Solve the following for $\theta$:
$\cos^2 \theta + \cos \theta = 2$ [Hint: There is only one solution.]
I started this out by changing $\cos^2\theta$ to $\dfrac{1+\cos(2\theta)}{2}+\cos\theta=2$
$1+\cos(2\theta)$ turns into $1+\cos^2\theta-\sin^2\theta$ which all becomes; $\dfrac{1+\cos^2\theta-\sin^2\theta}{2}+\cos\theta=2$
Not to sure what to do after this.

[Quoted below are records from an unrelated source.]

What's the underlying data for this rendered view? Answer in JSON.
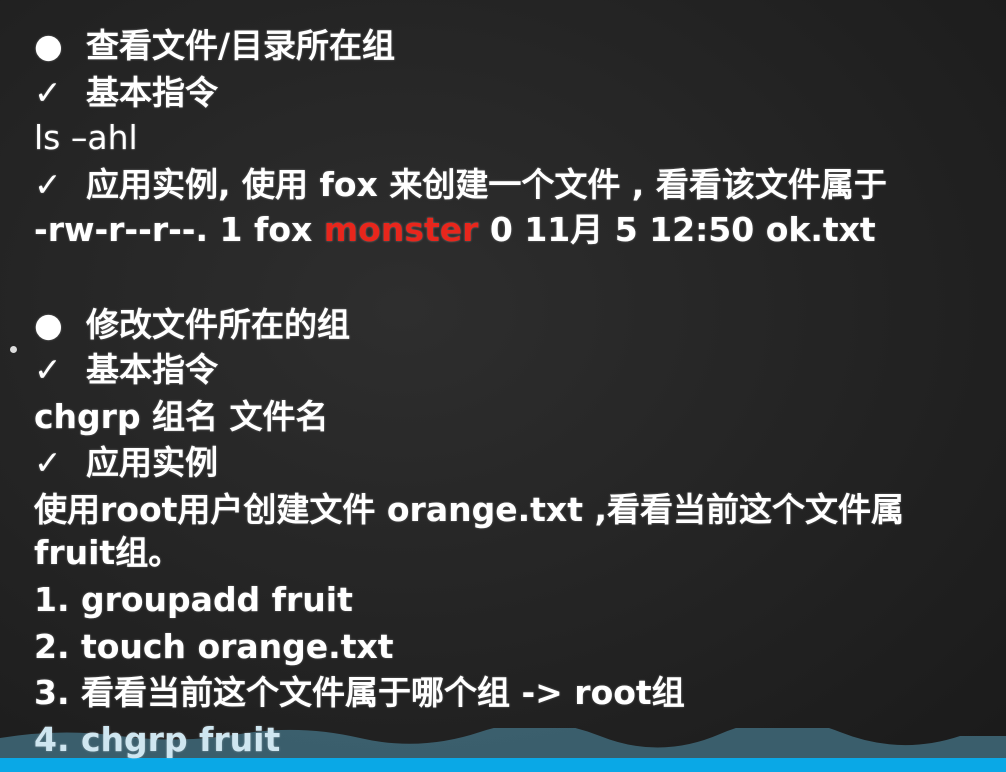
{
  "sections": [
    {
      "bullet": "●",
      "title": "查看文件/目录所在组",
      "basic_check": "✓",
      "basic_label": "基本指令",
      "command": "ls –ahl",
      "example_check": "✓",
      "example_label": "应用实例, 使用 fox 来创建一个文件 , 看看该文件属于",
      "output_prefix": "-rw-r--r--. 1 fox ",
      "output_group": "monster",
      "output_suffix": " 0 11月  5 12:50 ok.txt"
    },
    {
      "bullet": "●",
      "title": "修改文件所在的组",
      "basic_check": "✓",
      "basic_label": "基本指令",
      "command": "chgrp 组名 文件名",
      "example_check": "✓",
      "example_label": "应用实例",
      "description_line1": "使用root用户创建文件 orange.txt ,看看当前这个文件属",
      "description_line2": "fruit组。",
      "steps": [
        "1. groupadd fruit",
        "2. touch orange.txt",
        "3. 看看当前这个文件属于哪个组 -> root组",
        "4. chgrp fruit"
      ]
    }
  ],
  "colors": {
    "highlight": "#e8261c",
    "text": "#ffffff",
    "taskbar": "#0aa8e6"
  }
}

I was going to try a power reducing rule for $\sin^2\theta$ but that would make $\dfrac{1+\cos^2\theta- \left(\frac{1-\cos(2\theta)}2 \right)}2+\cos\theta=2$. Please do help.
Best Answer
Replacing $\cos^2\theta$ with and expression involving $\cos2\theta$ is not necessarily a good idea; then you have to deal with cosines of two different angles.

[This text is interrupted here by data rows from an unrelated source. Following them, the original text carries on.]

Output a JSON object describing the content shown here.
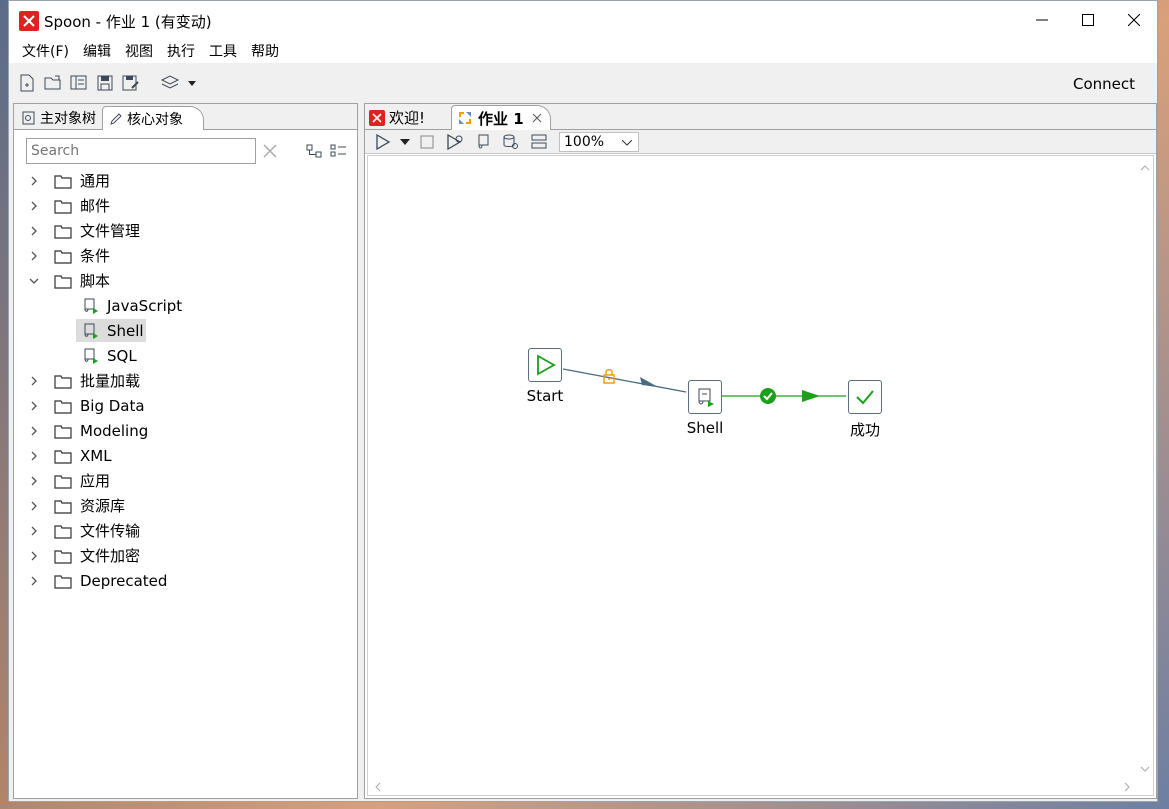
{
  "window": {
    "title": "Spoon - 作业 1 (有变动)"
  },
  "menu": [
    "文件(F)",
    "编辑",
    "视图",
    "执行",
    "工具",
    "帮助"
  ],
  "toolbar": {
    "connect_label": "Connect"
  },
  "left_panel": {
    "tabs": [
      "主对象树",
      "核心对象"
    ],
    "search_placeholder": "Search",
    "tree": [
      {
        "label": "通用",
        "expanded": false
      },
      {
        "label": "邮件",
        "expanded": false
      },
      {
        "label": "文件管理",
        "expanded": false
      },
      {
        "label": "条件",
        "expanded": false
      },
      {
        "label": "脚本",
        "expanded": true
      },
      {
        "label": "JavaScript",
        "child": true
      },
      {
        "label": "Shell",
        "child": true,
        "selected": true
      },
      {
        "label": "SQL",
        "child": true
      },
      {
        "label": "批量加载",
        "expanded": false
      },
      {
        "label": "Big Data",
        "expanded": false
      },
      {
        "label": "Modeling",
        "expanded": false
      },
      {
        "label": "XML",
        "expanded": false
      },
      {
        "label": "应用",
        "expanded": false
      },
      {
        "label": "资源库",
        "expanded": false
      },
      {
        "label": "文件传输",
        "expanded": false
      },
      {
        "label": "文件加密",
        "expanded": false
      },
      {
        "label": "Deprecated",
        "expanded": false
      }
    ]
  },
  "editor": {
    "tabs": [
      "欢迎!",
      "作业 1"
    ],
    "zoom": "100%",
    "nodes": {
      "start": "Start",
      "shell": "Shell",
      "success": "成功"
    }
  },
  "colors": {
    "accent_green": "#1aa01a",
    "lock_orange": "#f0a000",
    "hop_blue": "#4a6a80"
  }
}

A better approach is to realize that what we have is a quadratic equation: let us define $y$ to be $y=\cos\theta$. Then we can rewrite the equation as $$y^2 + y = 2$$ or $y^2 + y - 2 = 0$. We know how to solve quadratic equations: the solutions are $$\begin{align*} y_1 &= \frac{-1+\sqrt{1+8}}{2} = \frac{-1+3}{2} = 1\\ y_2 &= \frac{-1-\sqrt{1+8}}{2} = \frac{-1-3}{2} = -2. \end{align*}$$ However, now we remember that $y$ is actually $\cos\theta$, so now we want to find the solutions to $\cos\theta = 1$ and of $\cos\theta=-2$.
Since $-1\leq\cos\theta\leq 1$, the latter equation has no solutions.

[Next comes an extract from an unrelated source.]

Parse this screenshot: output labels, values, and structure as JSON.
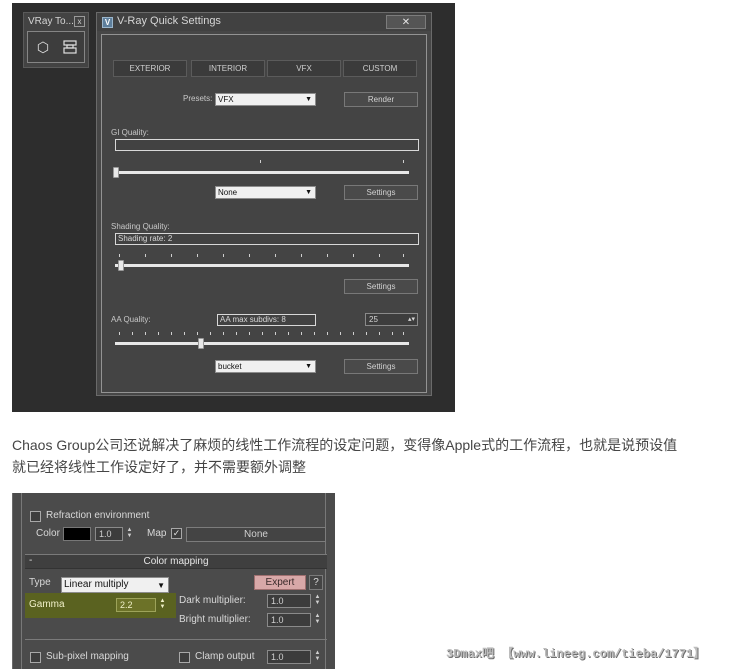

So the answer is that the solutions are exactly the $\theta$ for which $\cos(\theta)=1$.
(Which we could have figured out cleverly by making the observation made by David Mitra in comments, but I wanted to give you an idea of how to approach this kind of equation if the answer is not so obvious.)